R.C. 4123.35(0) (ninth paragraph).
{¶ 36} By its plain language, this provision preserves an injured employee’s rights as they existed prior to September 17,1996 — the effective date of Sub.H.B. No. 245, 146 Ohio Laws, Part II, 2955, which first introduced provisions substantially similar to those now contained in R.C. 4123.35(0), id. at 2971-2976. Then, as now, a worker who was injured on the job and who received workers’ compensation benefits from his employer’s participation in the workers’ compensation system could sue a tortfeasor who was employed by a different employer, subject to the subrogation rights of the workers’ compensation administrator or a self-insuring employer. See R.C. 4123.931 (enacted in 1995, Am.Sub.H.B. No. 278, 146 Ohio Laws, Part II, 3581, 3595-3597; setting forth rights of subrogation with respect to a workers’ compensation claimant’s claims against third-party tortfeasors); R.C. 4123.93 (defining claimant, statutory subrogee, and third party for purposes of subrogation provision). Therefore, an injured employee of one enrolled contractor or subcontractor may sue an employee of another enrolled contractor or subcontractor who caused the injury, as if the legal fiction created in R.C. 4123.35(0) did not exist.

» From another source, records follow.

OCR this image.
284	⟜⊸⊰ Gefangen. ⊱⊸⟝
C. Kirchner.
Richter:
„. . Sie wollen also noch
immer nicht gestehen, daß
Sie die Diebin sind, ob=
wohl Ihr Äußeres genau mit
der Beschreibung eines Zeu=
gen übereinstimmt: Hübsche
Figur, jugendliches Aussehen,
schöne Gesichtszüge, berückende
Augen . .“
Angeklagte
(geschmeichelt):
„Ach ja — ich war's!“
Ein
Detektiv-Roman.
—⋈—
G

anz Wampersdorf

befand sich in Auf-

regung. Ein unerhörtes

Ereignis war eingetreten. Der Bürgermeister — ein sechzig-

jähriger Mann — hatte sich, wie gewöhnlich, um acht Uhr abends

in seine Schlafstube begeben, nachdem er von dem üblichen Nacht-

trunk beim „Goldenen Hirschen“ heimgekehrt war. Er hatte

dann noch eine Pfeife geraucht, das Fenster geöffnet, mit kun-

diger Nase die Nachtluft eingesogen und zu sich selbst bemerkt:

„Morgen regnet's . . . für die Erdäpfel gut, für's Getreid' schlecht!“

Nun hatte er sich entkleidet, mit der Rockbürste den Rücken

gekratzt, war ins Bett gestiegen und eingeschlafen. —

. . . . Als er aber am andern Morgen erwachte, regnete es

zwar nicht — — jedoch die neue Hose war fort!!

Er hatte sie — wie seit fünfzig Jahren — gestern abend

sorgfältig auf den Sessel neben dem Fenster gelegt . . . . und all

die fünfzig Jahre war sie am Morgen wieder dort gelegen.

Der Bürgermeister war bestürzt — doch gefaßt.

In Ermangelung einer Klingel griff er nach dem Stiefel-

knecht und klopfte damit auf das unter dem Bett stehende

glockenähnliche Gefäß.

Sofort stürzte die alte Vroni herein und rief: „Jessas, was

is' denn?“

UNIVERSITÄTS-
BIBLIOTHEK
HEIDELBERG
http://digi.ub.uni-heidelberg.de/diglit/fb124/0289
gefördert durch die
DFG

{¶ 37} In short, based on a comprehensive reading of the relevant provisions, I disagree with the majority’s ultimate holding that R.C. 4123.35(0) and 4123.74 preclude the employees of one enrolled contractor or subcontractor from suing in tort employees of another contractor or subcontractor — and recovering from the *292other contractor or subcontractor under respondeat superior principles. Because I would answer the certified question in the negative, I dissent.
Goodson & Co. and Brett C. Goodson, for respondent.
Kohnen & Patton, L.L.P., and Colleen M. Blandford, for petitioner J & B Steel Erectors, Inc.
Patsfall, Yeager & Pflum, L.L.C., Susan M. Falyer, Stephen M. Yeager, and Stephen J. Patsfall, for petitioners D.A.G. Construction Co., Inc., and TriVersity Construction Co., L.L.C.
Green & Green, Jane M. Lynch, and Jared A. Wagner, for petitioner Messer Construction Co.
Pfeifer, J., concurs in the foregoing opinion.